It was a long time before I saw Gilbert again.
We hadn’t parted on bad terms that day, far from it, we’d even spent part of the afternoon walking around Old Montréal, laughing, with me muffled up in my winter coat because the severe cold, the real thing, the kind that you think will hang around for six months, had come back overnight, and with him clapping his hands together or putting them over his ears, his clothes inadequate for the cold, but he insisted he was too happy and excited to go home. I’d put my yellow shoes back on so I could hear them click along the sidewalk again, but my feet were so cold that I soon regretted it. We didn’t mention the fantastic night that had just ended, but each of us must have been thinking about it nonstop. Something sexual, something very exciting was still passing between us whenever we touched, and his tight jeans let me confirm the effect I was having on him. I was amused and, even more, flattered.
He hadn’t mentioned my three roommates and I, thrilled as I was to have him next to me, was afraid to broach a subject that might possibly come between us, so I took full advantage of these extra hours of bliss I’d been granted.
Just before he disappeared into the Place-d’Armes Metro, Gilbert kissed me in front of everybody, crouching down on the sidewalk as he’d done the night before on St. Denis Street. And again I wasn’t brave enough to ask him not to. To my surprise I even felt a kind of pride at the thought that people could see us. Above all I didn’t want to admit that I was starting to like it. But when I saw him from the back going down the stairs into the Metro station, I had an odd impression. The thought, fleeting yet precise, that I might never see him again went through my mind and somewhere deep inside me I think I actually bade him farewell. It was ridiculous, we’d spent a fantastic night, we’d exchanged phone numbers, we’d promised if not sworn that we’d see each other again – to “do it again" in his words – so why was this mild anxiety choking me? The fear of losing the first man who had introduced me to sexual pleasure, the fear of not finding another? Yes, without a doubt, but something else was bothering me, a hazy thought that I couldn’t put into words, a still-vague risk of danger that I was afraid would become clearer.

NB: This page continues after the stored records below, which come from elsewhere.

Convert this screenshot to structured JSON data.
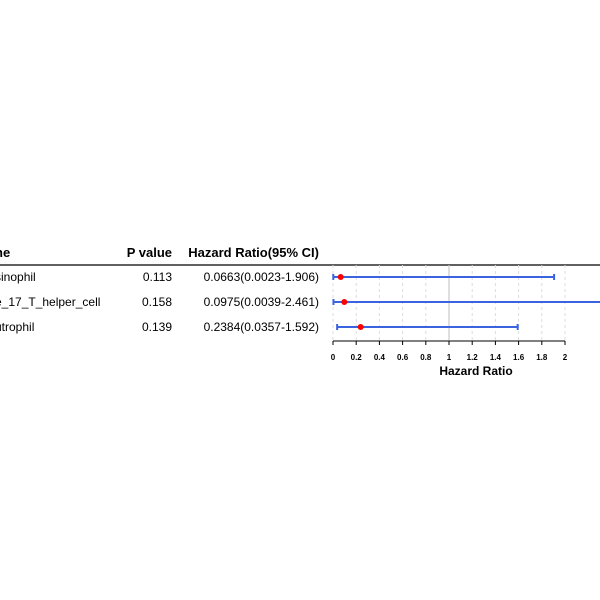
{
  "chart_data": {
    "type": "forest",
    "headers": {
      "name": "ne",
      "p_value": "P value",
      "hr": "Hazard Ratio(95% CI)"
    },
    "rows": [
      {
        "name": "sinophil",
        "p_value": "0.113",
        "hr_text": "0.0663(0.0023-1.906)",
        "hr": 0.0663,
        "lower": 0.0023,
        "upper": 1.906
      },
      {
        "name": "e_17_T_helper_cell",
        "p_value": "0.158",
        "hr_text": "0.0975(0.0039-2.461)",
        "hr": 0.0975,
        "lower": 0.0039,
        "upper": 2.461
      },
      {
        "name": "utrophil",
        "p_value": "0.139",
        "hr_text": "0.2384(0.0357-1.592)",
        "hr": 0.2384,
        "lower": 0.0357,
        "upper": 1.592
      }
    ],
    "xlabel": "Hazard Ratio",
    "xticks": [
      "0",
      "0.2",
      "0.4",
      "0.6",
      "0.8",
      "1",
      "1.2",
      "1.4",
      "1.6",
      "1.8",
      "2"
    ],
    "xlim": [
      0,
      2
    ],
    "reference_line": 1,
    "grid": "dashed vertical",
    "colors": {
      "ci_line": "#3b63e0",
      "point": "#ff0000",
      "reference": "#c8c8c8",
      "grid": "#dcdcdc"
    }
  }
}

What then? The fact that he was the son of Madame Veuve and was reputed to be horrified by transvestites? Because I was determined to stop thinking about that, I was trying hard to look elsewhere, but when that thought crossed my mind, I told myself that I might be very close to the heart of the problem. How could I reconcile all that? On one hand, people whose joys and sorrows I’d been sharing for nearly two years now, whom I’d come to adore; on the other hand, the arrival of a man I’d stopped waiting for, convinced as I was that I was unworthy of anybody’s love, who was liable to change my life dramatically. It was too soon to talk about love though, I was well aware of that, I’d known Gilbert for less than twenty-four hours, but his obvious sincerity when he said that he wanted to see me again had filled me with hope – I who had always struggled to turn away any positive thoughts about the future because I’d been told too often that I didn’t have one. Especially with men who, as my mother kept saying throughout my teenage years, would never be interested in a midget.

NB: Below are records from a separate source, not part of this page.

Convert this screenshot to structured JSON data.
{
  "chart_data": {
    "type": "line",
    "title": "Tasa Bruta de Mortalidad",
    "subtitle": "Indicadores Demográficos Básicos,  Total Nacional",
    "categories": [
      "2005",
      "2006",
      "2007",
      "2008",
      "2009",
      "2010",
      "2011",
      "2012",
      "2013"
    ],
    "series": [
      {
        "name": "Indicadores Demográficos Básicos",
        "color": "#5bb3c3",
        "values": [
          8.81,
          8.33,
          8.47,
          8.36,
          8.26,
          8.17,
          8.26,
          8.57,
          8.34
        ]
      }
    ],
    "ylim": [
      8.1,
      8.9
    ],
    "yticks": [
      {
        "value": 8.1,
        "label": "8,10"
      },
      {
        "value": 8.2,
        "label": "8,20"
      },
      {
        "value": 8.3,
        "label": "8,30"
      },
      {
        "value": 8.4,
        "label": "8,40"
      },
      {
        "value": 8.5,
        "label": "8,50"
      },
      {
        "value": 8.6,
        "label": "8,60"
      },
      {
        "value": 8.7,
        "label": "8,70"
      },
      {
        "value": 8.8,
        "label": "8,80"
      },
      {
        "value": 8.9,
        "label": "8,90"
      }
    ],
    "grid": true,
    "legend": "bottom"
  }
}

As for my roommates, without urging me never to see Gilbert again while he was taking his shower, they had nonetheless drawn a portrait of him dark enough to discourage me. I don’t think it was lack of goodwill, jealousy or bitchiness that was coming out, no, at first they’d been too excited by the presence of a man in my bed to be malicious afterwards. But they knew Gilbert, by reputation in the case of Mae and Nicole, personally for Jean-le-Décollé, and they obviously wanted to protect me from the dangers he might represent. Jean-le-Décollé had been categorical: Gilbert was an unstable man with a changing nature and mood swings as spectacular as they were unexpected and frequent, and he often took refuge in drugs while passing himself off as a musician, no doubt to disguise his lack of composure when his talent for the guitar was average at best, an aging spoiled brat who was used to people being utterly devoted to his precious person – and charming, yes, but also, and inadvertently, a deadly poison as is often the case with men who are too good-looking and who always get what they want.
“Do as you please, Céline. It’s your life. And I know I’m the last person to give you advice, I have scars on my heart to show what I’ve been through. But listen to what I have to say and believe me, please believe me: that guy is not for you. He’s bad news …”
Right away, I believed Jean-le-Décollé. And I’d almost decided to say goodbye to Gilbert before it was too late, before I grew too attached and did something stupid, but when he stepped out of the shower smelling of my lime blossom body cream, his smile broad, his movements affectionate, my negative thoughts all left me, I was thrilled again to be appreciated, complimented, and right away I forgot my friend’s warnings.
Turning my key in the lock late that afternoon, after my enjoyable walk with Gilbert, I intended to ask my three pals for more precise information, but the apartment was empty, there was a smell of pot in the parlour and a note for me on the door of the fridge: “See you at the Sélect after your shift tonight, we’ve got a lot to tell you.”